Читать книгу Ich, Sergeant Pepper - Fred Reber - Страница 7

Der bist du nicht gewachsen

Оглавление

Weihnachten 1969

In der Bravo las ich, dass für eine neue Fernsehsendung junge Gesangstalente gesucht wurden. Dass ich talentiert war, wollte ich mit Songs der Beatles auf einer Demokassette beweisen. Immer wieder ließ ich Something laufen und übte wie besessen. You’re asking me will my love grow, I don’t know, I don’t know. Super wäre es natürlich gewesen, wenn ich mich auf der Gitarre hätte begleiten können. Die würde ich erst zu Weihnachten bekommen, hoffte ich jedenfalls. Mehr hatte ich nicht auf meinen Wunschzettel geschrieben.

War da jemand an der Haustür?

Es klopfte unten tatsächlich, und ich nahm die Nadel von der Platte. Verwundert stellte ich fest, wie dunkel es mittlerweile geworden war.

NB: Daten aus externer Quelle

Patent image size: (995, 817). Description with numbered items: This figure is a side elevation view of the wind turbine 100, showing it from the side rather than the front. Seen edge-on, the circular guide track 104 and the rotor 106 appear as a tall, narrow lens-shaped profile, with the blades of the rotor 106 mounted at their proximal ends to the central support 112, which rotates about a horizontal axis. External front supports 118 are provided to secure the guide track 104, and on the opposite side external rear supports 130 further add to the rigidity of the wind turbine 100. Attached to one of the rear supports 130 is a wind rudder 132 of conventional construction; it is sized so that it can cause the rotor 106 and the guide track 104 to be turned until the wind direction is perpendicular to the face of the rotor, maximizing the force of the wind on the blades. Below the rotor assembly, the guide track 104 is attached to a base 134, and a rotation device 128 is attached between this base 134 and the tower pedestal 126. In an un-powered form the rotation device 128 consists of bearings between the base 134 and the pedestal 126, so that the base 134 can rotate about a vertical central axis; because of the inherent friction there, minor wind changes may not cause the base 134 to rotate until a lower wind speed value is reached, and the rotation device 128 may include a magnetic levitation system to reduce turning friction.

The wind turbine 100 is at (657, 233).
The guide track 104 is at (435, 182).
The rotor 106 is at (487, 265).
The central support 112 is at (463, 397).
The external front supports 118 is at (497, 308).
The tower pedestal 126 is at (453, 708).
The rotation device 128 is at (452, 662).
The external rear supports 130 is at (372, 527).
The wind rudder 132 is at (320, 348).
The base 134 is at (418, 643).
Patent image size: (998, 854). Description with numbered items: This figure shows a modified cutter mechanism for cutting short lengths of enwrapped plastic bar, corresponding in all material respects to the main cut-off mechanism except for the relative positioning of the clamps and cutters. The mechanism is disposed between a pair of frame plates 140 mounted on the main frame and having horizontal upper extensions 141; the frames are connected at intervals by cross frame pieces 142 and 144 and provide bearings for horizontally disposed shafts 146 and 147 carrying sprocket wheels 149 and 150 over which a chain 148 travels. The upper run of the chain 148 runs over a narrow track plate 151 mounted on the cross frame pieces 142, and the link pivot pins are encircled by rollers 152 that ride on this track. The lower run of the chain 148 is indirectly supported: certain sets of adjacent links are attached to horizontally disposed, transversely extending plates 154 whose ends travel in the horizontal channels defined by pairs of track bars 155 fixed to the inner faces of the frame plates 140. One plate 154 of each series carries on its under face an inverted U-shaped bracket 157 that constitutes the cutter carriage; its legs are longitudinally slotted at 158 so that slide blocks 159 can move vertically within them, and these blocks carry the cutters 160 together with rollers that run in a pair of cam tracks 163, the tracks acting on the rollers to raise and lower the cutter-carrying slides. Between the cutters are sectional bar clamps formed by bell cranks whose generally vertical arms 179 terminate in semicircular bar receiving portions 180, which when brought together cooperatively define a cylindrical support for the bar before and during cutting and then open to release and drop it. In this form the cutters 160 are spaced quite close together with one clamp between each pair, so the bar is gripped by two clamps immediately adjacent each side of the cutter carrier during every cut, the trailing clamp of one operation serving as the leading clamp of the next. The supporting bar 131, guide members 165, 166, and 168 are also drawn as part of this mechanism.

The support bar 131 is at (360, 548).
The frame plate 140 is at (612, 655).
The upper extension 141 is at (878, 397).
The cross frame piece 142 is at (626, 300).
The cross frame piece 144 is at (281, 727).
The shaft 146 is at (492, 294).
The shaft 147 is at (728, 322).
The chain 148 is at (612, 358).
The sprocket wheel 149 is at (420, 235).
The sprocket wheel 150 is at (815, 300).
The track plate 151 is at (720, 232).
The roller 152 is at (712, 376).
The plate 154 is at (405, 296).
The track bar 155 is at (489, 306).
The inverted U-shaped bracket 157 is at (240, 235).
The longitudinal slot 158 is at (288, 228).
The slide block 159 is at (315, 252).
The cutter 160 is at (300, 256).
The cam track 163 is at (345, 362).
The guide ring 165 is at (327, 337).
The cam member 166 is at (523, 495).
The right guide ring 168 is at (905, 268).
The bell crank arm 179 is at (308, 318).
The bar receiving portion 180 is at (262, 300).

»Patrick?« Es war eine helle Stimme. »Ich kann dich hören.«

Julia? O Gott, ausgerechnet jetzt.

Ich schob mir die verschwitzten Haare aus der Stirn, nahm mein Drahtgestell ab, zog hastig die Pepperjacke aus und schlüpfte im Hinuntergehen in einen Pullover. Der Schnauzer! Ich riss ihn von der Oberlippe, ließ ihn in meiner Hosentasche verschwinden und öffnete.

»Da staunst du, was?«, fragte Julia und kam herein. »Mach mal Licht.«

Ich fand den Kippschalter nicht sofort. Meine Stimme versagte. Ich kam mir idiotisch vor.

Grinsend warf Julia ihre langen, zerfransten Haare nach hinten. Sie reichten ihr fast bis zum Po. »Ich wusste gar nicht, dass du singst?«

»War `ne Platte«, krächzte ich und räusperte mich. Ich war noch nicht gut genug, wollte mich nicht blamieren.

»Schade.« Julia stand am Treppenabsatz und hypnotisierte mich mit ihren graublauen Augen. Ich war kurz davor, nachzugeben, als sie fragte: »Hast du Blackbird

Ich jagte die Treppe hinauf und Julia folgte mir. Sie zog ihren Mantel aus und warf ihn in meinem Zimmer über den Stuhl. Sie trug eine enge schwarze Hose, die in fellbesetzten Stiefeln steckte. Sie bückte sich nach der Pepperjacke, die auf dem Boden lag und breitete sie auf meinem Bett aus. »Madonna! Wo hast du die denn gekauft?«

»Hat Oa mir genäht.«

Ich erschrak. Nie zuvor hatte ich einem Fremden gegenüber meine Großmutter so genannt.

»Vermisst du sie sehr?«

Ich antwortete nicht, zog das Weiße Album aus dem Regal unter der Dachschräge und legte die Platte auf.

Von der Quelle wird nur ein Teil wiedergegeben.